Tubbs, who called Newsom a “key supporter,” says now is the time for change, noting that the pandemic has put a spotlight on the importance of a safety net.

“There’s a very compelling argument that an eye towards the future means addressing this issue of poverty because poverty makes us weaker,” Tubbs said. “It’s bizarre that folks have done so well, and we have so many people who are homeless and can’t pay for necessities. With that incongruence, it’s hard to puff up our chests and say we’re so progressive and enlightened.”

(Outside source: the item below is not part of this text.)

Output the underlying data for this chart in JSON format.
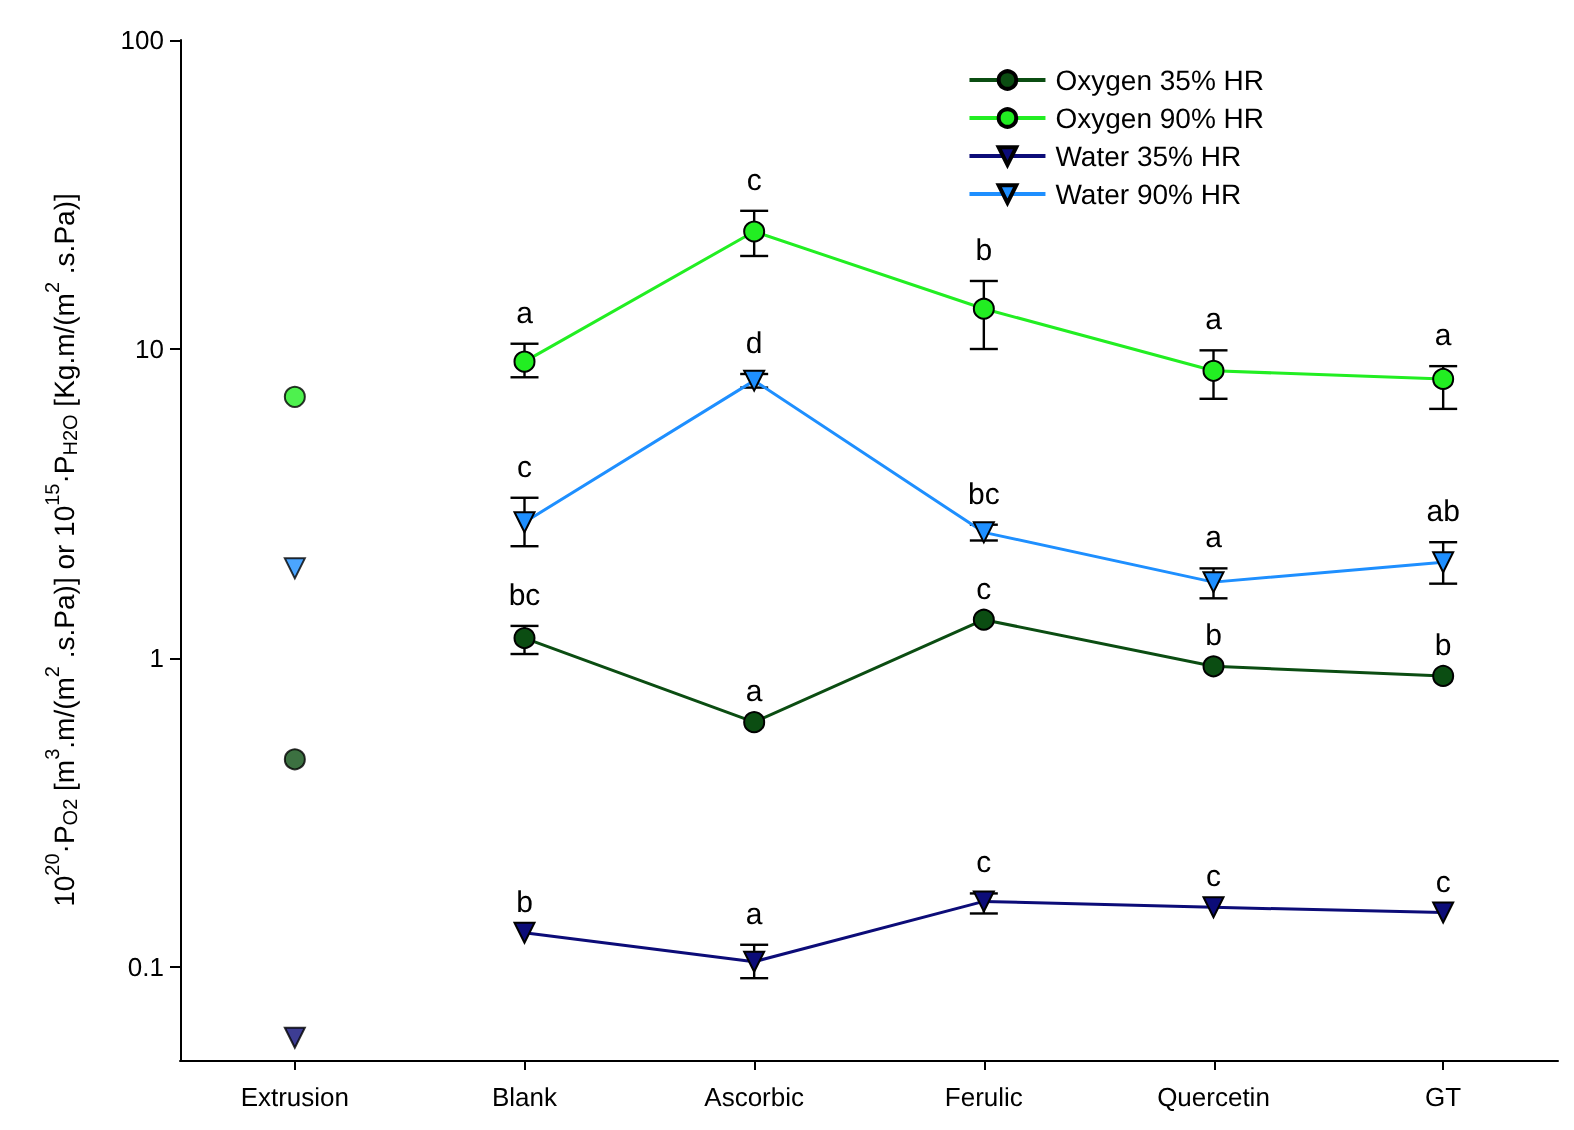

Assemblymember Isaac Bryan (D-Los Angeles), the recipient of this year’s Upton Sinclair Award from the nonprofit Liberty Hill Foundation, said he worries that several current Democratic vacancies amid a historic exodus in the Legislature could mean less support for such social reform.

Tubbs’ movement, which will include “listening sessions” in communities experiencing poverty across the state, is crucial, he said.

“We’re never ready to do the bold things that we should’ve been doing. Sometimes it takes a small group of committed people who are ready, who can change the dynamic for everybody else,” Bryan said. “When it comes to economic inclusion, there’s always somebody on the other end of economic prosperity that stands to lose that perceived advantage. You’ve got to make sure those appeals to goodness are heard.”